Damit konnte er aber nicht verhindern, dass die Polemik in Predigten und Traktaten auch die Kirchenbehörde auf den Plan rief. Schon am 10. Dezember 1270 kam es zu einer ersten Verurteilung durch Tempier38 , und dies war nur der Auftakt für weiteres Vorgehen des Bischofs gegen die Philosophen. Am 23. November 1276 wurde Siger vom Inquisitor Simon du Val für den 18. Januar 1277 zu einer Gerichtsverhandlung vorgeladen39 , vermutlich entzog er sich wie auch Boethius durch Flucht.

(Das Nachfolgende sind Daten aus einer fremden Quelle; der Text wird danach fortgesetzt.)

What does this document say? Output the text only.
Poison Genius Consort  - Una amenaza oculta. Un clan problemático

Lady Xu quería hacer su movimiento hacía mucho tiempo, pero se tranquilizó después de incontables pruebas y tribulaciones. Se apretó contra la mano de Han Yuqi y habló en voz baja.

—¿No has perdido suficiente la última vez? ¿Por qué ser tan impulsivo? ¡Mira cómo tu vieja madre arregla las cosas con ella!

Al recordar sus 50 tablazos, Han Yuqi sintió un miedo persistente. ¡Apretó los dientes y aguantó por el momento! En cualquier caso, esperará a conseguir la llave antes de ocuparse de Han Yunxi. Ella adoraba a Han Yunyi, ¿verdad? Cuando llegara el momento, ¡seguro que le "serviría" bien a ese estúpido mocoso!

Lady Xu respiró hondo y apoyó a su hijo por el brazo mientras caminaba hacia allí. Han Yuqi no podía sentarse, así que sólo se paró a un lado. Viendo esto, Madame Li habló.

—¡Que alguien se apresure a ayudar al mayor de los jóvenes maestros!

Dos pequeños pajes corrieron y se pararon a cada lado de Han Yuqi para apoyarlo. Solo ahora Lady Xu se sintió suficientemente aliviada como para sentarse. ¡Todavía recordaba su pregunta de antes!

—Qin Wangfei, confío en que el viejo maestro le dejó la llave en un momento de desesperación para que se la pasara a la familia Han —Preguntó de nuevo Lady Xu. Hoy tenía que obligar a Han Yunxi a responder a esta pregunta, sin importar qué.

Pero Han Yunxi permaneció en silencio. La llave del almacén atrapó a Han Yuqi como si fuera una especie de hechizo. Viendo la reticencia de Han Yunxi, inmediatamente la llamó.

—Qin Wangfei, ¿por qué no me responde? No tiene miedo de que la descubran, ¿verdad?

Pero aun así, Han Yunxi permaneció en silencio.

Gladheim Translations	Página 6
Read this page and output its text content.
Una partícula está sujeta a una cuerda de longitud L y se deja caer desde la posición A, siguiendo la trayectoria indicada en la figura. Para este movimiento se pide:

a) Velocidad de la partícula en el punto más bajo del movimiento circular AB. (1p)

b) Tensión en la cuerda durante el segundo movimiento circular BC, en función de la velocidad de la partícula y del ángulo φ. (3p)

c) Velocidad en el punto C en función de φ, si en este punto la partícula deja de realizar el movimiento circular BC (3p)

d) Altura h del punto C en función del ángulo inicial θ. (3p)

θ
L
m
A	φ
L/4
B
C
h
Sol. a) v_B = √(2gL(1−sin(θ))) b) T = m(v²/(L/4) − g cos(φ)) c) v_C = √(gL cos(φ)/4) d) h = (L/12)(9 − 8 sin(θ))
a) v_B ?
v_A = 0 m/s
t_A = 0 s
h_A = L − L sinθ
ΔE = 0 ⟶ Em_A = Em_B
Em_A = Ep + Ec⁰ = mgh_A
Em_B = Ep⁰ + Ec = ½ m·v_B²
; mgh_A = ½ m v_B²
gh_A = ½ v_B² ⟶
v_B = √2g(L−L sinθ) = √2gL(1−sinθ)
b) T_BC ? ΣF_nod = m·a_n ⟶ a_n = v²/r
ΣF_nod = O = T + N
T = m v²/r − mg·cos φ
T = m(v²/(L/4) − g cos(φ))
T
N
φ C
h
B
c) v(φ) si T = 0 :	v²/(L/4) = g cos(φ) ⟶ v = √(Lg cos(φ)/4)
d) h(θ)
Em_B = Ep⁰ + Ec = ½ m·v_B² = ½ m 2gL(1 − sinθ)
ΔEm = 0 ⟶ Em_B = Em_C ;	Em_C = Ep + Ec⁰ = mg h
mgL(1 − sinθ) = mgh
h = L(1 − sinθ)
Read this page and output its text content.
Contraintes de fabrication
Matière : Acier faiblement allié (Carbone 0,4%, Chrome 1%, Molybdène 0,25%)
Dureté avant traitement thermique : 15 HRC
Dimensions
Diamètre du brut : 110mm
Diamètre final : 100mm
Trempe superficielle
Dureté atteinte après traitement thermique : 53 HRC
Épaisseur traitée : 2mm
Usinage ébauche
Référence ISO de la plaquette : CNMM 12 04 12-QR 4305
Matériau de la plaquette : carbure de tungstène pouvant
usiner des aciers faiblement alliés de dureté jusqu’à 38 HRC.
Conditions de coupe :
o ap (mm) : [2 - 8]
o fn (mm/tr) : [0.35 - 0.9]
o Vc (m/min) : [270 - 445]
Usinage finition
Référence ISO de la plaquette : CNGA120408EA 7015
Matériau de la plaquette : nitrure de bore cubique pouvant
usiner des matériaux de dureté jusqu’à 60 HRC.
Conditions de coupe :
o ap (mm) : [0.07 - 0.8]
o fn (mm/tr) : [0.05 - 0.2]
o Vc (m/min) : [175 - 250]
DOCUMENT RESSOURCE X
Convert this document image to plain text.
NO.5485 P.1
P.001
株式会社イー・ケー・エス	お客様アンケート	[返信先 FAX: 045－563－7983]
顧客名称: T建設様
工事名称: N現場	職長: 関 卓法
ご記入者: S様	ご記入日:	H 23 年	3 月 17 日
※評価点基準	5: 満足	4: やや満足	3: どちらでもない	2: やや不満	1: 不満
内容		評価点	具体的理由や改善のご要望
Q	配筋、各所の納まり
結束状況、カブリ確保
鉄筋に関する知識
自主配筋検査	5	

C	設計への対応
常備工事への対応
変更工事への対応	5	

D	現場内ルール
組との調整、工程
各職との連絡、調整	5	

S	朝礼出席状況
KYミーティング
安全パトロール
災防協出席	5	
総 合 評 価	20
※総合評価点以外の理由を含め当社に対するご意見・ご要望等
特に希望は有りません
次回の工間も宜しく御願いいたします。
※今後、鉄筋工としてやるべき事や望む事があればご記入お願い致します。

Der entscheidende Schlag erfolgte aber am 7. März 1277: Tempier verurteilte 219 Thesen, welche die von der Gruppe um Siger ausgehenden Gefahren skizzierten, in deren Schriften aber nicht durchweg nachweisbar sind.40 Das Dokument wirkt recht ungeordnet, obwohl es von einer gelehrten Kommission vorbereitet wurde, zu deren bedeutendsten Köpfen der Pariser Theologieprofessor Heinrich von Gent (ca. 1217 – 1293) gehörte. Die Leitlinien der Verurteilung lassen sich trotz der etwas chaotischen Gliederung leicht erkennen: Neben der Abwehr einer Einheitsseele spielt vor allem die Kosmologie eine Rolle. Es geht dabei nicht nur um den Schöpfungsakt und das Verbot der ihm widerstreitenden Annahme einer Ewigkeit der Welt, sondern vor allem darum, dass das aristotelische Schalenmodell der Freiheit Gottes und des Menschen keinen ausreichenden Raum ließ: Immer wieder werden Sätze betont, die in irgendeiner Weise die Notwendigkeit des Geschehens in der Welt auszudrücken scheinen und damit den radikalsten Widerspruch zur biblischen Überzeugung von einem frei handelnden Gott darstellen.

Diese Lehrverurteilung, so unbefriedigend sie denkerisch sein mag, ist doch ein entscheidendes Dokument der mittelalterlichen Geistesgeschichte, das die Voraussetzung für alle nun folgenden Entwicklungen des Denkens darstellt. Mit der Lehrverurteilung von 1277 war gewissermaßen ex negativo ein Modell markiert, das philosophisch denkbar, aber aus Gründen des christlichen Glaubens abzulehnen war. Dies gab für die zukünftigen Generationen von Denkern – und das hieß für all jene Engländer, die in Oxford im Schatten des Duns Scotus Theologie zu treiben lernten – die Regeln für den rechten Umgang mit Aristoteles vor. Entweder musste man weiter wie Thomas fortfahren, Aristoteles zurechtzubiegen – obwohl die verurteilten Thesen stets an die immanenten Möglichkeiten des aristotelischen Systems erinnerten –, oder man musste vonseiten der Theologie Modelle entwerfen, die den Status der Philosophie begrenzten und reduzierten, ohne doch gleich wie Bonaventura die Philosophie und Vernunft insgesamt zu diskriminieren. Diesen letzteren Weg ging vor allem Duns Scotus, und ihm folgend dann Wilhelm von Ockham. Ihm war das Dokument von Paris, auch wenn er es nicht sehr oft zitierte, durchaus bekannt – doch stand er schon längst nicht mehr in direktem Gegenüber hierzu, sondern hatte die neuen Denkwege von anderen, eben Duns Scotus, aber auch Heinrich von Gent, vermittelt bekommen.